The problem with this approach is: dead terrorists cannot tell you their plans for new attacks. When we kill high-value terrorists instead of taking them in alive, we vaporize all the intelligence they possess—invaluable information we cannot get anywhere else about al Qaeda’s operations, recruits, safe houses, communications, and plans for new attacks. We need this intelligence to save lives.
The Obama administration inherited a treasure trove intelligence that had been gathered by the Bush administration from KSM and other CIA detainees. That information was critical to the administration’s greatest counterterrorism success: the operation that killed Osama bin Laden.
But with each passing year, that intelligence becomes increasingly dated. New leaders rise through the ranks. New terrorists operatives are recruited. New plots are conceived. New methods are developed to communicate, move money, recruit operatives, and carry out attacks. And new networks—like al Qaeda in the Arabian Peninsula and al-Shabab—emerge about which we know little. We are no longer replenishing the information we have about al Qaeda’s inner workings because we are no longer capturing and detaining the terrorist leaders who could refresh our knowledge about al Qaeda’s operations—which means the next administration will not enjoy the same intelligence inheritance its predecessor did.
Worse, the head of U.S. Special Operations command recently told Congress that because the Obama administration has no clear plan for handling suspected terrorist leaders if they are caught alive outside a war zone, it is U.S. policy that if such a captured terrorist cannot be tried in a U.S. court or transferred to the custody of an allied country, the prisoner is ultimately “let go.” In other words, America has a policy of terrorist catch and release.
This is unacceptable.
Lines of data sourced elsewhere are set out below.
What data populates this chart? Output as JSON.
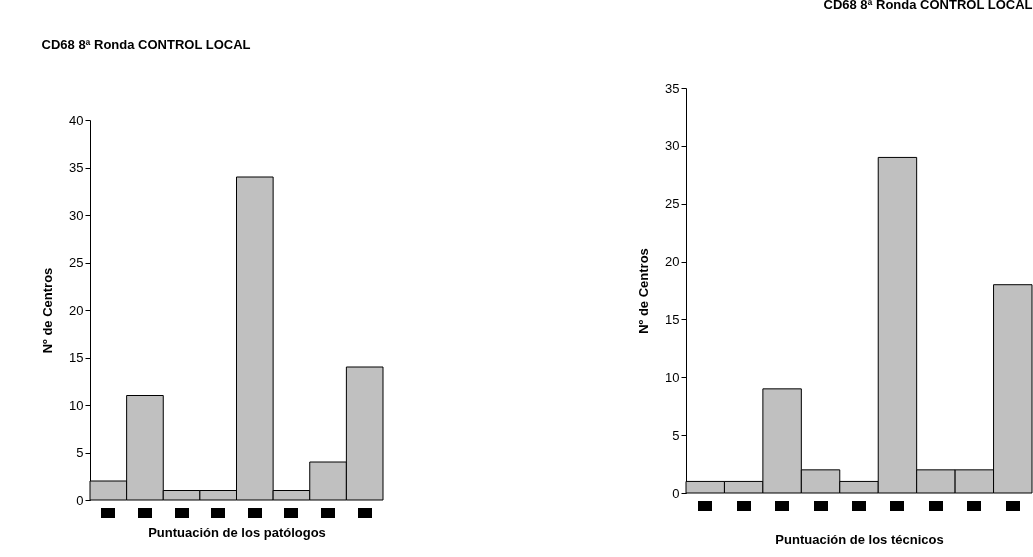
{
  "chart_data": [
    {
      "type": "bar",
      "title": "CD68 8ª Ronda CONTROL LOCAL",
      "xlabel": "Puntuación de los patólogos",
      "ylabel": "Nº de Centros",
      "categories": [
        null,
        null,
        null,
        null,
        null,
        null,
        null,
        null
      ],
      "values": [
        2,
        11,
        1,
        1,
        34,
        1,
        4,
        14
      ],
      "color": "#c0c0c0",
      "ylim": [
        0,
        40
      ],
      "yticks": [
        0,
        5,
        10,
        15,
        20,
        25,
        30,
        35,
        40
      ],
      "grid": false
    },
    {
      "type": "bar",
      "title": "CD68 8ª Ronda CONTROL LOCAL",
      "xlabel": "Puntuación de los técnicos",
      "ylabel": "Nº de Centros",
      "categories": [
        null,
        null,
        null,
        null,
        null,
        null,
        null,
        null,
        null
      ],
      "values": [
        1,
        1,
        9,
        2,
        1,
        29,
        2,
        2,
        18
      ],
      "color": "#c0c0c0",
      "ylim": [
        0,
        35
      ],
      "yticks": [
        0,
        5,
        10,
        15,
        20,
        25,
        30,
        35
      ],
      "grid": false
    }
  ]
}
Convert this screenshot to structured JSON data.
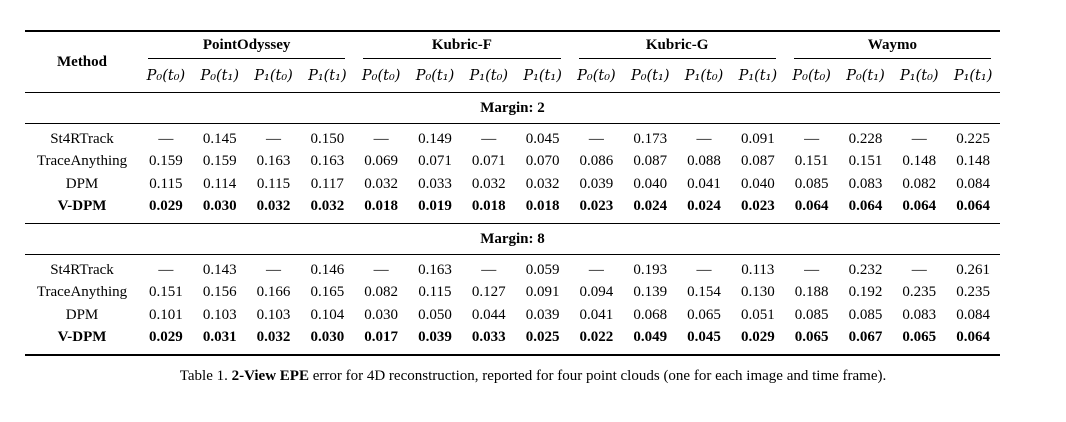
{
  "table": {
    "method_header": "Method",
    "groups": [
      {
        "name": "PointOdyssey"
      },
      {
        "name": "Kubric-F"
      },
      {
        "name": "Kubric-G"
      },
      {
        "name": "Waymo"
      }
    ],
    "sub_headers": [
      "P₀(t₀)",
      "P₀(t₁)",
      "P₁(t₀)",
      "P₁(t₁)"
    ],
    "sections": [
      {
        "label": "Margin: 2",
        "rows": [
          {
            "method": "St4RTrack",
            "bold": false,
            "values": [
              "—",
              "0.145",
              "—",
              "0.150",
              "—",
              "0.149",
              "—",
              "0.045",
              "—",
              "0.173",
              "—",
              "0.091",
              "—",
              "0.228",
              "—",
              "0.225"
            ]
          },
          {
            "method": "TraceAnything",
            "bold": false,
            "values": [
              "0.159",
              "0.159",
              "0.163",
              "0.163",
              "0.069",
              "0.071",
              "0.071",
              "0.070",
              "0.086",
              "0.087",
              "0.088",
              "0.087",
              "0.151",
              "0.151",
              "0.148",
              "0.148"
            ]
          },
          {
            "method": "DPM",
            "bold": false,
            "values": [
              "0.115",
              "0.114",
              "0.115",
              "0.117",
              "0.032",
              "0.033",
              "0.032",
              "0.032",
              "0.039",
              "0.040",
              "0.041",
              "0.040",
              "0.085",
              "0.083",
              "0.082",
              "0.084"
            ]
          },
          {
            "method": "V-DPM",
            "bold": true,
            "values": [
              "0.029",
              "0.030",
              "0.032",
              "0.032",
              "0.018",
              "0.019",
              "0.018",
              "0.018",
              "0.023",
              "0.024",
              "0.024",
              "0.023",
              "0.064",
              "0.064",
              "0.064",
              "0.064"
            ]
          }
        ]
      },
      {
        "label": "Margin: 8",
        "rows": [
          {
            "method": "St4RTrack",
            "bold": false,
            "values": [
              "—",
              "0.143",
              "—",
              "0.146",
              "—",
              "0.163",
              "—",
              "0.059",
              "—",
              "0.193",
              "—",
              "0.113",
              "—",
              "0.232",
              "—",
              "0.261"
            ]
          },
          {
            "method": "TraceAnything",
            "bold": false,
            "values": [
              "0.151",
              "0.156",
              "0.166",
              "0.165",
              "0.082",
              "0.115",
              "0.127",
              "0.091",
              "0.094",
              "0.139",
              "0.154",
              "0.130",
              "0.188",
              "0.192",
              "0.235",
              "0.235"
            ]
          },
          {
            "method": "DPM",
            "bold": false,
            "values": [
              "0.101",
              "0.103",
              "0.103",
              "0.104",
              "0.030",
              "0.050",
              "0.044",
              "0.039",
              "0.041",
              "0.068",
              "0.065",
              "0.051",
              "0.085",
              "0.085",
              "0.083",
              "0.084"
            ]
          },
          {
            "method": "V-DPM",
            "bold": true,
            "values": [
              "0.029",
              "0.031",
              "0.032",
              "0.030",
              "0.017",
              "0.039",
              "0.033",
              "0.025",
              "0.022",
              "0.049",
              "0.045",
              "0.029",
              "0.065",
              "0.067",
              "0.065",
              "0.064"
            ]
          }
        ]
      }
    ]
  },
  "caption": {
    "prefix": "Table 1. ",
    "bold_part": "2-View EPE",
    "suffix": " error for 4D reconstruction, reported for four point clouds (one for each image and time frame)."
  }
}
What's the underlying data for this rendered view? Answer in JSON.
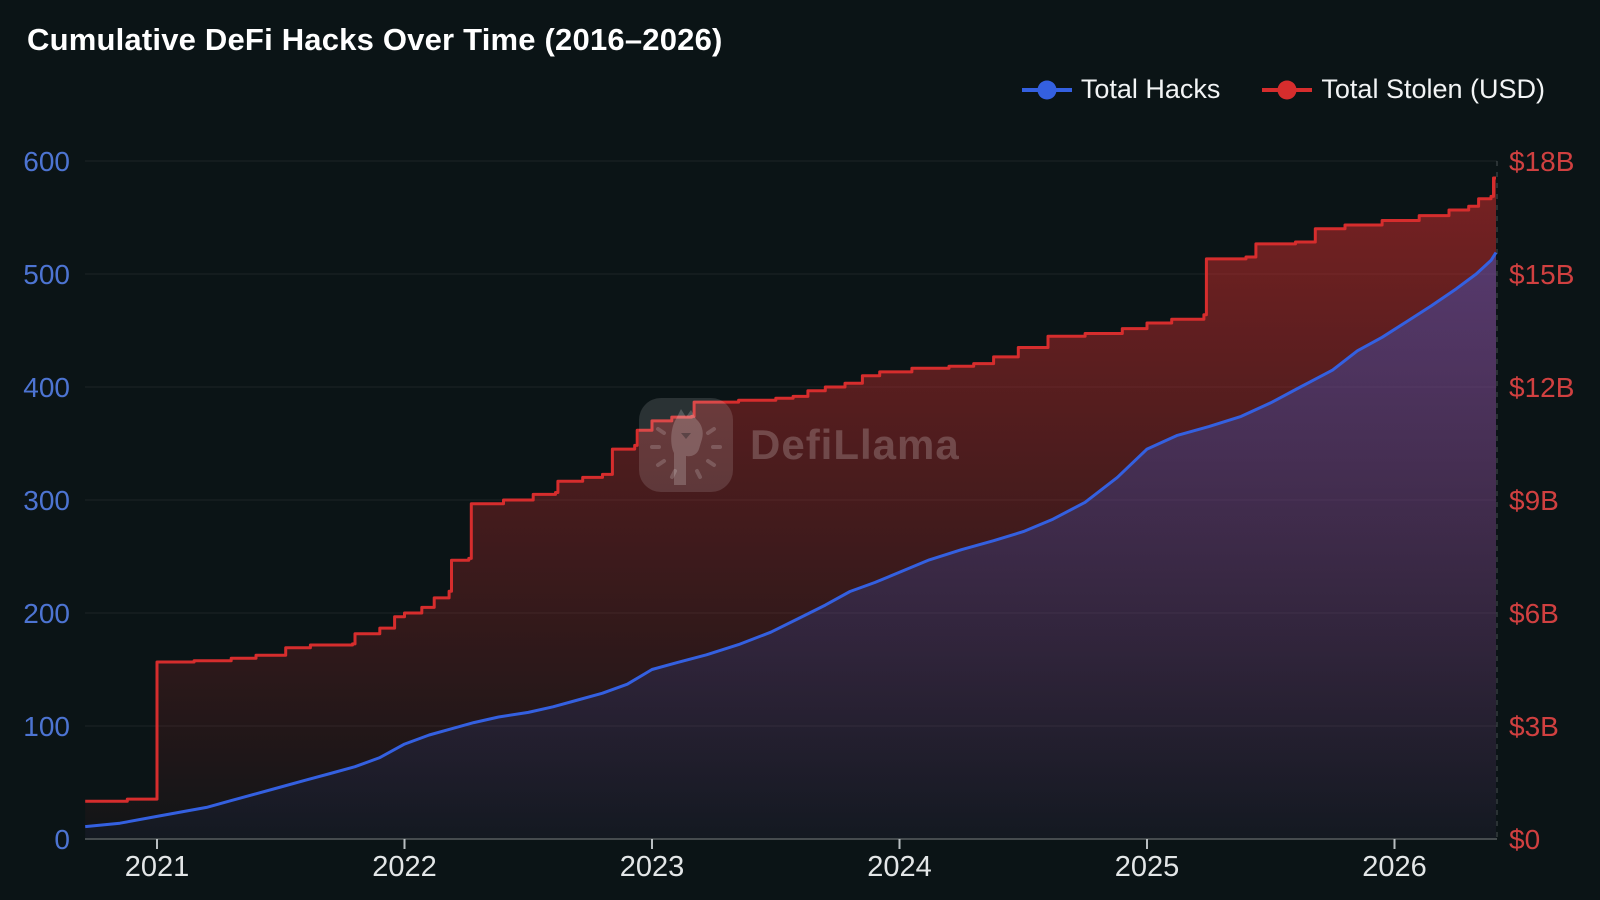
{
  "header": {
    "title": "Cumulative DeFi Hacks Over Time (2016–2026)"
  },
  "legend": {
    "items": [
      {
        "label": "Total Hacks",
        "color": "#3460e0"
      },
      {
        "label": "Total Stolen (USD)",
        "color": "#d62d2d"
      }
    ]
  },
  "watermark": {
    "text": "DefiLlama"
  },
  "chart_data": {
    "type": "line",
    "title": "Cumulative DeFi Hacks Over Time (2016–2026)",
    "x_axis": {
      "tick_labels": [
        "2021",
        "2022",
        "2023",
        "2024",
        "2025",
        "2026"
      ],
      "tick_years": [
        2021,
        2022,
        2023,
        2024,
        2025,
        2026
      ],
      "range": [
        2020.71,
        2026.41
      ],
      "label_color": "#e3e6e7",
      "axis_line_color": "#454b4e",
      "tick_mark_color": "#b9bfc2"
    },
    "y_axis_left": {
      "series_name": "Total Hacks",
      "tick_labels": [
        "0",
        "100",
        "200",
        "300",
        "400",
        "500",
        "600"
      ],
      "tick_values": [
        0,
        100,
        200,
        300,
        400,
        500,
        600
      ],
      "range": [
        0,
        600
      ],
      "label_color": "#4d74d2"
    },
    "y_axis_right": {
      "series_name": "Total Stolen (USD)",
      "tick_labels": [
        "$0",
        "$3B",
        "$6B",
        "$9B",
        "$12B",
        "$15B",
        "$18B"
      ],
      "tick_values": [
        0,
        3,
        6,
        9,
        12,
        15,
        18
      ],
      "range": [
        0,
        18
      ],
      "unit": "USD billions",
      "label_color": "#d04040"
    },
    "grid_color": "rgba(255,255,255,0.07)",
    "legend_position": "top-right",
    "series": [
      {
        "name": "Total Stolen (USD)",
        "axis": "right",
        "color": "#d62d2d",
        "style": "step-area",
        "area_top_alpha": 0.55,
        "area_bottom_alpha": 0.03,
        "points": [
          [
            2020.71,
            1.0
          ],
          [
            2020.88,
            1.06
          ],
          [
            2021.0,
            1.1
          ],
          [
            2021.0,
            4.7
          ],
          [
            2021.15,
            4.73
          ],
          [
            2021.3,
            4.8
          ],
          [
            2021.4,
            4.88
          ],
          [
            2021.52,
            5.08
          ],
          [
            2021.62,
            5.15
          ],
          [
            2021.79,
            5.18
          ],
          [
            2021.8,
            5.45
          ],
          [
            2021.9,
            5.6
          ],
          [
            2021.96,
            5.9
          ],
          [
            2022.0,
            6.0
          ],
          [
            2022.07,
            6.15
          ],
          [
            2022.12,
            6.4
          ],
          [
            2022.18,
            6.58
          ],
          [
            2022.19,
            7.4
          ],
          [
            2022.26,
            7.45
          ],
          [
            2022.27,
            8.9
          ],
          [
            2022.4,
            9.0
          ],
          [
            2022.52,
            9.15
          ],
          [
            2022.61,
            9.2
          ],
          [
            2022.62,
            9.5
          ],
          [
            2022.72,
            9.6
          ],
          [
            2022.8,
            9.68
          ],
          [
            2022.84,
            10.35
          ],
          [
            2022.93,
            10.45
          ],
          [
            2022.94,
            10.85
          ],
          [
            2023.0,
            11.1
          ],
          [
            2023.08,
            11.2
          ],
          [
            2023.16,
            11.22
          ],
          [
            2023.17,
            11.6
          ],
          [
            2023.35,
            11.65
          ],
          [
            2023.5,
            11.7
          ],
          [
            2023.57,
            11.75
          ],
          [
            2023.63,
            11.9
          ],
          [
            2023.7,
            12.0
          ],
          [
            2023.78,
            12.1
          ],
          [
            2023.85,
            12.3
          ],
          [
            2023.92,
            12.4
          ],
          [
            2024.05,
            12.5
          ],
          [
            2024.2,
            12.55
          ],
          [
            2024.3,
            12.62
          ],
          [
            2024.38,
            12.8
          ],
          [
            2024.48,
            13.05
          ],
          [
            2024.6,
            13.35
          ],
          [
            2024.75,
            13.42
          ],
          [
            2024.9,
            13.55
          ],
          [
            2025.0,
            13.7
          ],
          [
            2025.1,
            13.8
          ],
          [
            2025.23,
            13.92
          ],
          [
            2025.24,
            15.4
          ],
          [
            2025.4,
            15.45
          ],
          [
            2025.44,
            15.8
          ],
          [
            2025.6,
            15.85
          ],
          [
            2025.68,
            16.2
          ],
          [
            2025.8,
            16.3
          ],
          [
            2025.95,
            16.42
          ],
          [
            2026.1,
            16.55
          ],
          [
            2026.22,
            16.7
          ],
          [
            2026.3,
            16.8
          ],
          [
            2026.34,
            17.0
          ],
          [
            2026.39,
            17.06
          ],
          [
            2026.4,
            17.55
          ],
          [
            2026.41,
            17.55
          ]
        ]
      },
      {
        "name": "Total Hacks",
        "axis": "left",
        "color": "#3460e0",
        "style": "line-area",
        "area_top_alpha": 0.45,
        "area_bottom_alpha": 0.05,
        "points": [
          [
            2020.71,
            11
          ],
          [
            2020.85,
            14
          ],
          [
            2021.0,
            20
          ],
          [
            2021.1,
            24
          ],
          [
            2021.2,
            28
          ],
          [
            2021.3,
            34
          ],
          [
            2021.4,
            40
          ],
          [
            2021.5,
            46
          ],
          [
            2021.6,
            52
          ],
          [
            2021.7,
            58
          ],
          [
            2021.8,
            64
          ],
          [
            2021.9,
            72
          ],
          [
            2022.0,
            84
          ],
          [
            2022.1,
            92
          ],
          [
            2022.18,
            97
          ],
          [
            2022.28,
            103
          ],
          [
            2022.38,
            108
          ],
          [
            2022.5,
            112
          ],
          [
            2022.6,
            117
          ],
          [
            2022.7,
            123
          ],
          [
            2022.8,
            129
          ],
          [
            2022.9,
            137
          ],
          [
            2023.0,
            150
          ],
          [
            2023.1,
            156
          ],
          [
            2023.22,
            163
          ],
          [
            2023.35,
            172
          ],
          [
            2023.48,
            183
          ],
          [
            2023.6,
            196
          ],
          [
            2023.7,
            207
          ],
          [
            2023.8,
            219
          ],
          [
            2023.9,
            227
          ],
          [
            2024.0,
            236
          ],
          [
            2024.12,
            247
          ],
          [
            2024.25,
            256
          ],
          [
            2024.38,
            264
          ],
          [
            2024.5,
            272
          ],
          [
            2024.62,
            283
          ],
          [
            2024.75,
            298
          ],
          [
            2024.88,
            320
          ],
          [
            2025.0,
            345
          ],
          [
            2025.12,
            357
          ],
          [
            2025.25,
            365
          ],
          [
            2025.38,
            374
          ],
          [
            2025.5,
            386
          ],
          [
            2025.62,
            400
          ],
          [
            2025.75,
            415
          ],
          [
            2025.85,
            432
          ],
          [
            2025.95,
            444
          ],
          [
            2026.05,
            458
          ],
          [
            2026.15,
            472
          ],
          [
            2026.25,
            487
          ],
          [
            2026.33,
            500
          ],
          [
            2026.39,
            512
          ],
          [
            2026.41,
            519
          ]
        ]
      }
    ]
  }
}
The next administration should take several immediate steps to rectify this situation:
1. Resume capturing high-value terrorists alive whenever possible, instead of the current default of killing them with unmanned drones.
2. Decide on a terrorist detention policy. Such a policy might include re-establishing secret prisons outside the United States. And it should include bringing captured terrorists to Guantanamo Bay again. Guantanamo has a state of the art CIA detention facility, which already houses KSM and other high-value detainees. This facility could easily accommodate fresh captures. The next president should restore Gitmo to its original purpose: as a strategic interrogation center.
3. Put interrogation back in the CIA’s hands, and give interrogators the tools that they need to effectively question terrorists—tools beyond those currently in the Army Field Manual on interrogation.
4. Keep those techniques secret. The key to the effectiveness of a revitalized terrorist interrogation program is making sure the terrorists do not know the limits of the techniques they will face.
The enemy we face today does not mass armies on borders or flotillas on the high seas. Terrorist conspire in secret, hide among civilians, and then emerge suddenly to attack us from within. Their plans to kill innocent men, women, and children are known only to a handful of evil men. And our ability to find out what is in the minds of these individuals could mean the difference between stopping the next attack and seeing bodies scattered in the streets—as we did on September 11, 2001.